Friday, May 3, 2013

What is the Impact of Toll Roads on Land Use?

When the Road Price is Right: Land Use, Tolls, and Congestion Pricing(54 page pdf, Urban Land Institute, April 2013) Today we review a report which looks at the present state and growth of tolling in the USA and the potential that tolling, as a revenue source, has on land use and urban planning. Development of more efficient technology, such as electronic tolls, and the negative impacts of urban sprawl and downtown congestion are leading to more cities and highway authorities to choose tolling. This report examines a number of case studies that demonstrate different ways to implement tolling and how these affect land use.

 toll roads  

Key Quotes:

 “Compared with other potential revenue sources, … tolling and related schemes to charge a tax or fee for every mile driven have much stronger potential to affect decision making about land use. Tolling that enables congestion-free travel increases the probability that the tolled road will have impacts on land use and development.”

“The revolution in tolling is spreading. First came the electronic toll systems that made it possible to travel on toll roads without stopping at toll booths. Then came the high occupancy/ toll (HOT) lanes that allowed drivers—for a price—to take advantage of the free-flowing traffic in the carpool lanes that line many of the freeways in congested metropolitan areas.”

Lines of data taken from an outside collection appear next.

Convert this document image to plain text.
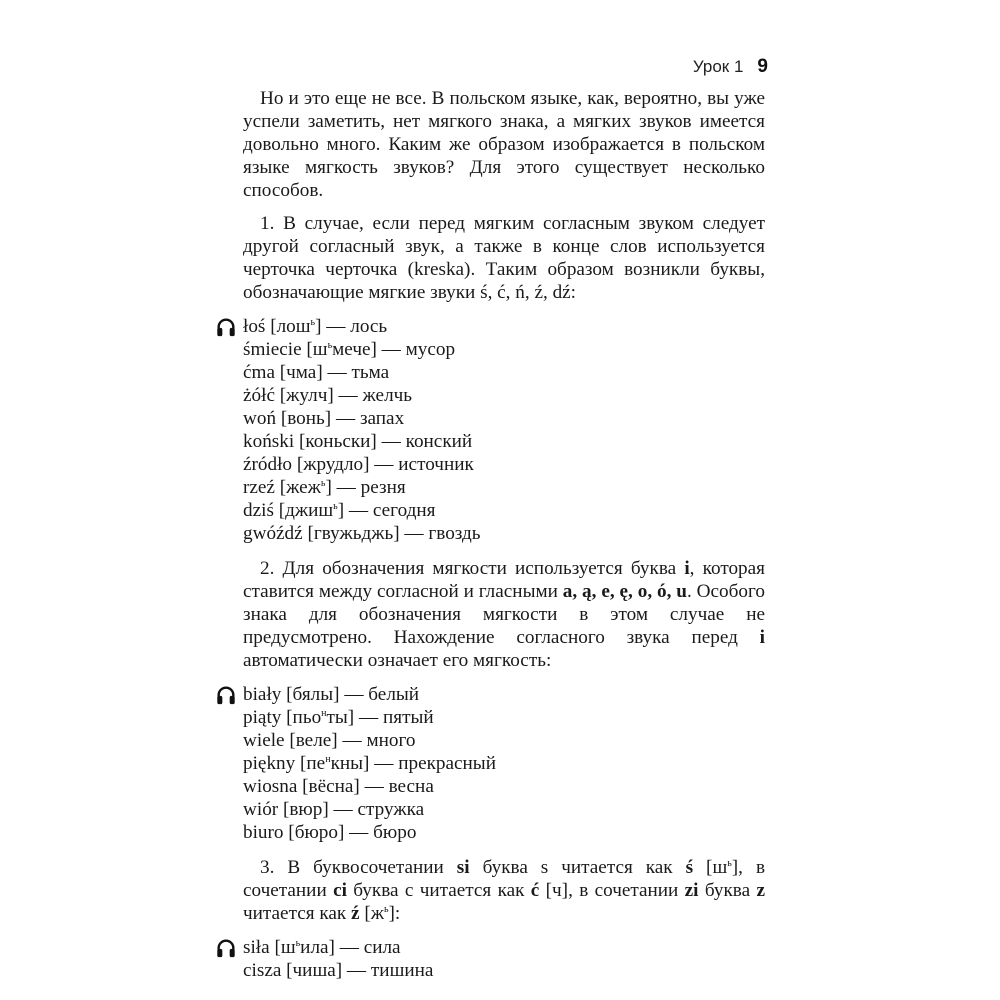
Урок 1 9

Но и это еще не все. В польском языке, как, вероятно, вы уже успели заметить, нет мягкого знака, а мягких звуков имеется довольно много. Каким же образом изображается в польском языке мягкость звуков? Для этого существует несколько способов.

1. В случае, если перед мягким согласным звуком следует другой согласный звук, а также в конце слов используется черточка черточка (kreska). Таким образом возникли буквы, обозначающие мягкие звуки ś, ć, ń, ź, dź:

łoś [лош$^ь$] — лось
śmiecie $[ш^ьмече]$ — мусор
ćma [чма] — тьма
żółć [жулч] — желчь
woń [вонь] — запах
koński [коньски] — конский
źródło [жрудло] — источник
rzeź [жеж$^ь$] — резня
dziś [джиш$^ь$] — сегодня
gwóźdź [гвужьджь] — гвоздь

2. Для обозначения мягкости используется буква i, которая ставится между согласной и гласными a, ą, e, ę, o, ó, u. Особого знака для обозначения мягкости в этом случае не предусмотрено. Нахождение согласного звука перед i автоматически означает его мягкость:

biały [бялы] — белый
piąty [пьо$^н$ты] — пятый
wiele [веле] — много
piękny $[пе^нкны]$ — прекрасный
wiosna [вёсна] — весна
wiór [вюр] — стружка
biuro [бюро] — бюро

3. В буквосочетании si буква s читается как ś $[ш^ь]$, в сочетании ci буква c читается как ć [ч], в сочетании zi буква z читается как ź $[ж^ь]$:

siła $[ш^ьила]$ — сила
cisza [чиша] — тишина
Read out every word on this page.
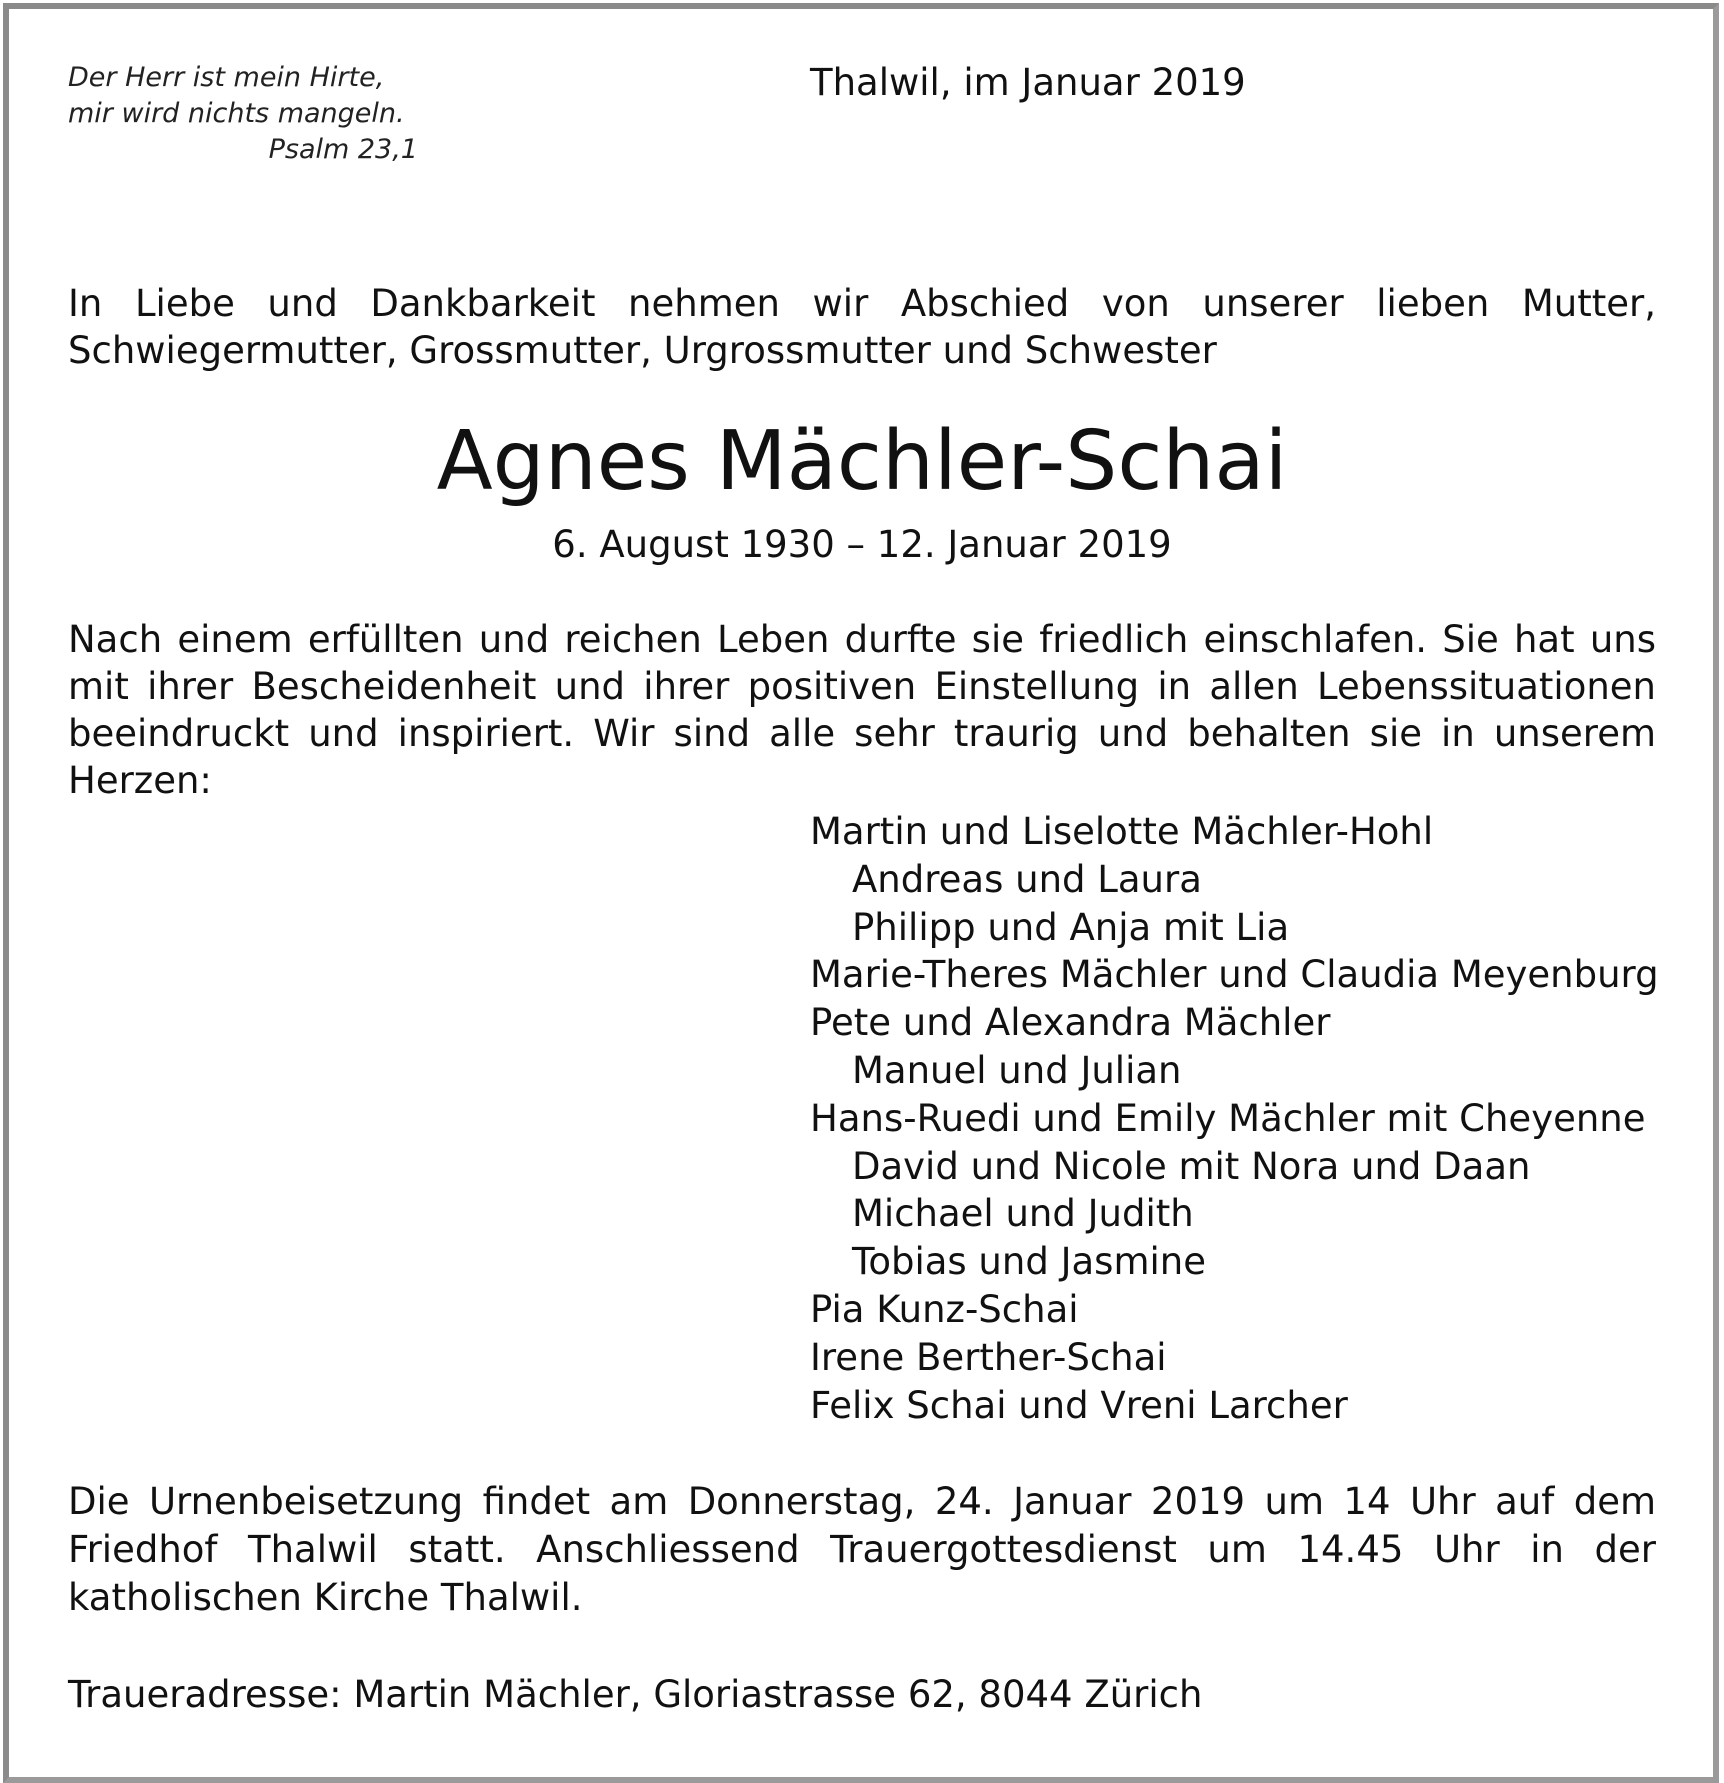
Der Herr ist mein Hirte,
mir wird nichts mangeln.
Psalm 23,1
Thalwil, im Januar 2019
In Liebe und Dankbarkeit nehmen wir Abschied von unserer lieben Mutter, Schwiegermutter, Grossmutter, Urgrossmutter und Schwester
Agnes Mächler-Schai
6. August 1930 – 12. Januar 2019
Nach einem erfüllten und reichen Leben durfte sie friedlich einschlafen. Sie hat uns mit ihrer Bescheidenheit und ihrer positiven Einstellung in allen Lebenssituationen beeindruckt und inspiriert. Wir sind alle sehr traurig und behalten sie in unserem Herzen:
Martin und Liselotte Mächler-Hohl
Andreas und Laura
Philipp und Anja mit Lia
Marie-Theres Mächler und Claudia Meyenburg
Pete und Alexandra Mächler
Manuel und Julian
Hans-Ruedi und Emily Mächler mit Cheyenne
David und Nicole mit Nora und Daan
Michael und Judith
Tobias und Jasmine
Pia Kunz-Schai
Irene Berther-Schai
Felix Schai und Vreni Larcher
Die Urnenbeisetzung findet am Donnerstag, 24. Januar 2019 um 14 Uhr auf dem Friedhof Thalwil statt. Anschliessend Trauergottesdienst um 14.45 Uhr in der katholischen Kirche Thalwil.
Traueradresse: Martin Mächler, Gloriastrasse 62, 8044 Zürich
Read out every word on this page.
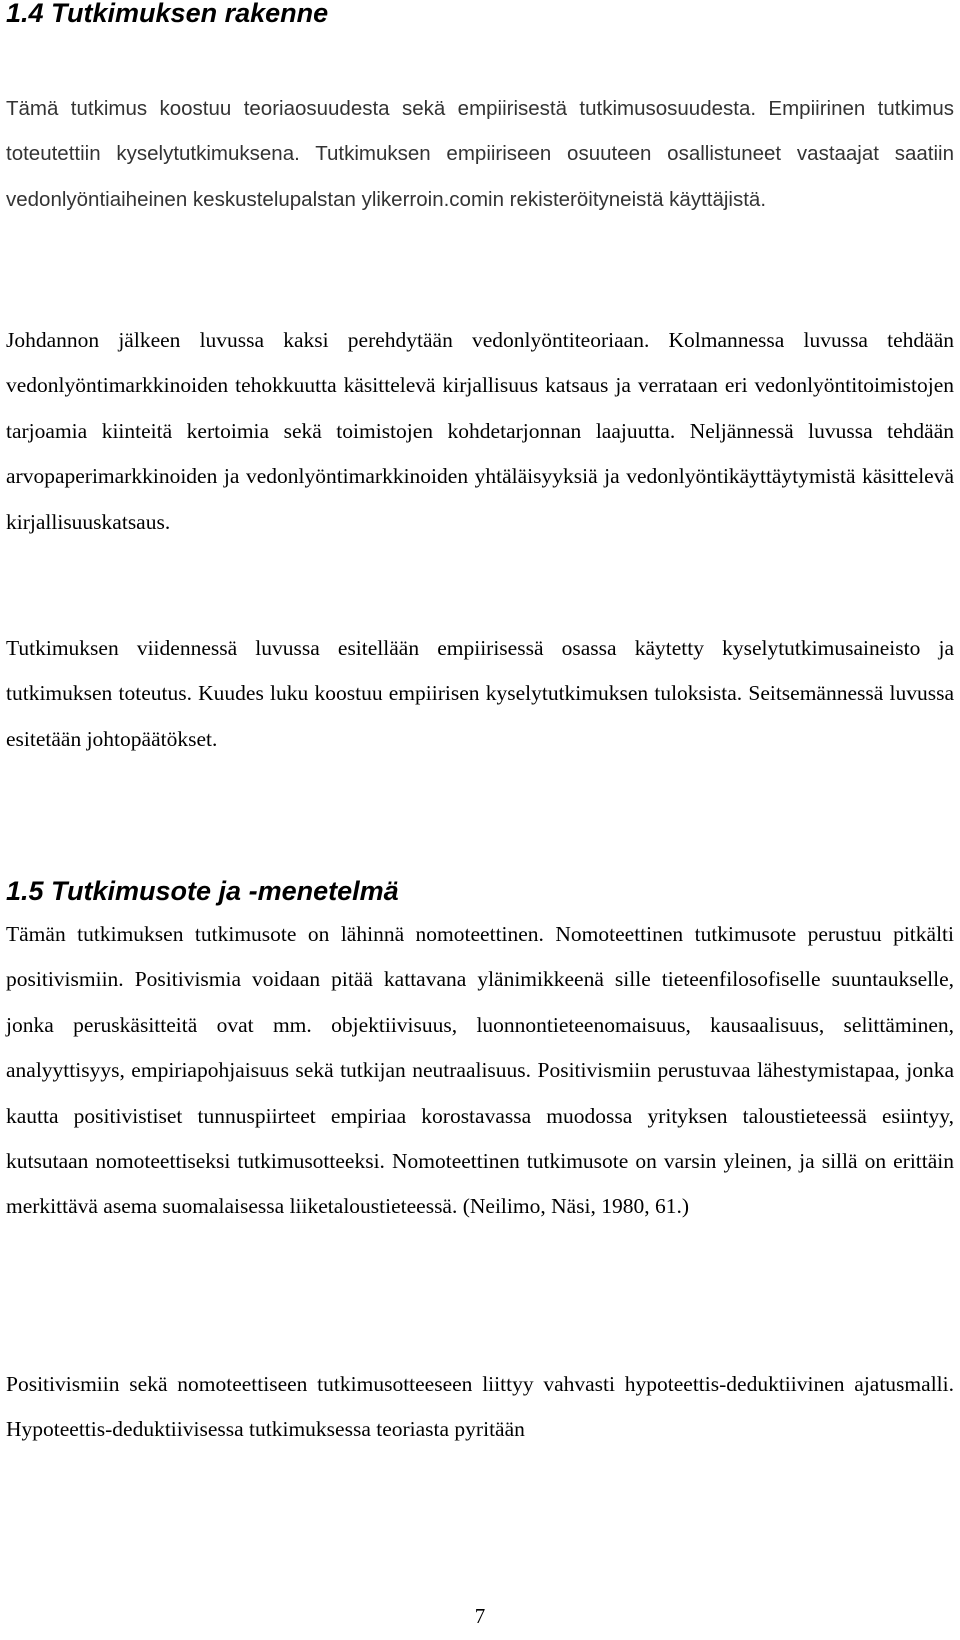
1.4 Tutkimuksen rakenne

Tämä tutkimus koostuu teoriaosuudesta sekä empiirisestä tutkimusosuudesta. Empiirinen tutkimus toteutettiin kyselytutkimuksena. Tutkimuksen empiiriseen osuuteen osallistuneet vastaajat saatiin vedonlyöntiaiheinen keskustelupalstan ylikerroin.comin rekisteröityneistä käyttäjistä.

Johdannon jälkeen luvussa kaksi perehdytään vedonlyöntiteoriaan. Kolmannessa luvussa tehdään vedonlyöntimarkkinoiden tehokkuutta käsittelevä kirjallisuus katsaus ja verrataan eri vedonlyöntitoimistojen tarjoamia kiinteitä kertoimia sekä toimistojen kohdetarjonnan laajuutta. Neljännessä luvussa tehdään arvopaperimarkkinoiden ja vedonlyöntimarkkinoiden yhtäläisyyksiä ja vedonlyöntikäyttäytymistä käsittelevä kirjallisuuskatsaus.

Tutkimuksen viidennessä luvussa esitellään empiirisessä osassa käytetty kyselytutkimusaineisto ja tutkimuksen toteutus. Kuudes luku koostuu empiirisen kyselytutkimuksen tuloksista. Seitsemännessä luvussa esitetään johtopäätökset.

1.5 Tutkimusote ja -menetelmä

Tämän tutkimuksen tutkimusote on lähinnä nomoteettinen. Nomoteettinen tutkimusote perustuu pitkälti positivismiin. Positivismia voidaan pitää kattavana ylänimikkeenä sille tieteenfilosofiselle suuntaukselle, jonka peruskäsitteitä ovat mm. objektiivisuus, luonnontieteenomaisuus, kausaalisuus, selittäminen, analyyttisyys, empiriapohjaisuus sekä tutkijan neutraalisuus. Positivismiin perustuvaa lähestymistapaa, jonka kautta positivistiset tunnuspiirteet empiriaa korostavassa muodossa yrityksen taloustieteessä esiintyy, kutsutaan nomoteettiseksi tutkimusotteeksi. Nomoteettinen tutkimusote on varsin yleinen, ja sillä on erittäin merkittävä asema suomalaisessa liiketaloustieteessä. (Neilimo, Näsi, 1980, 61.)

Positivismiin sekä nomoteettiseen tutkimusotteeseen liittyy vahvasti hypoteettis-deduktiivinen ajatusmalli. Hypoteettis-deduktiivisessa tutkimuksessa teoriasta pyritään

7
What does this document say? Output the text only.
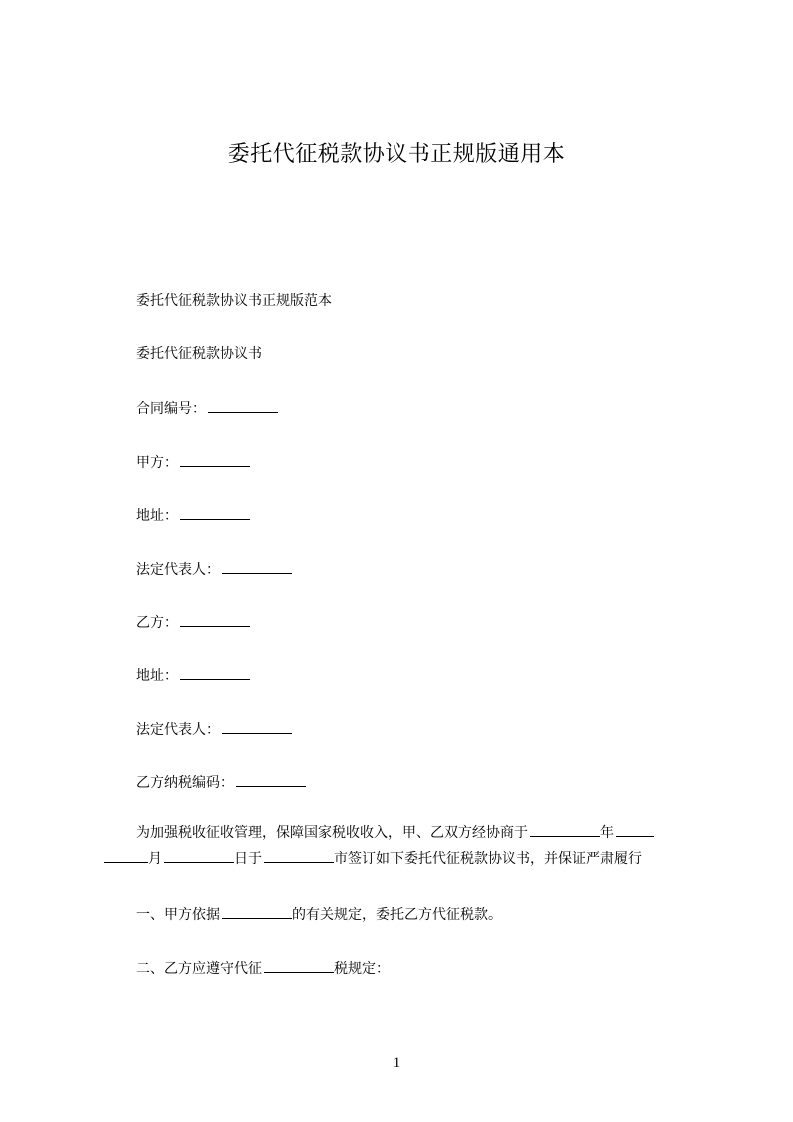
委托代征税款协议书正规版通用本
委托代征税款协议书正规版范本
委托代征税款协议书
合同编号：
甲方：
地址：
法定代表人：
乙方：
地址：
法定代表人：
乙方纳税编码：
为加强税收征收管理，保障国家税收收入，甲、乙双方经协商于	年
月	日于	市签订如下委托代征税款协议书，并保证严肃履行
一、甲方依据	的有关规定，委托乙方代征税款。
二、乙方应遵守代征	税规定：
1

  • The potential for tolling…to influence land use is real, but the magnitude of the impacts is likely to be modest.
  • The most dramatic impacts—and opportunities—are likely to be located in the corridors surrounding tolled roads or highways with the option for congestion-free travel.
  • The impacts on land use will vary greatly by metropolitan region and will be influenced by the transportation network—including mass transit services—land use patterns, local land use policies, and economic trends.
  • Tolling … have the potential to interact with land use in ways that support growing market preferences for development in compact, mixed-use, walkable nodes….
  • Because tolling that manages congestion is permanent and not priced according to the cost of the facility, policy discussions need to include the appropriate uses for “excess” revenue.”
“Tolling and charging per mile—transportation revenue mechanisms expanding or under serious consideration in the United States—have a much stronger link to land use than taxes on motor fuels and other revenue mechanisms such as sales taxes and income taxes.”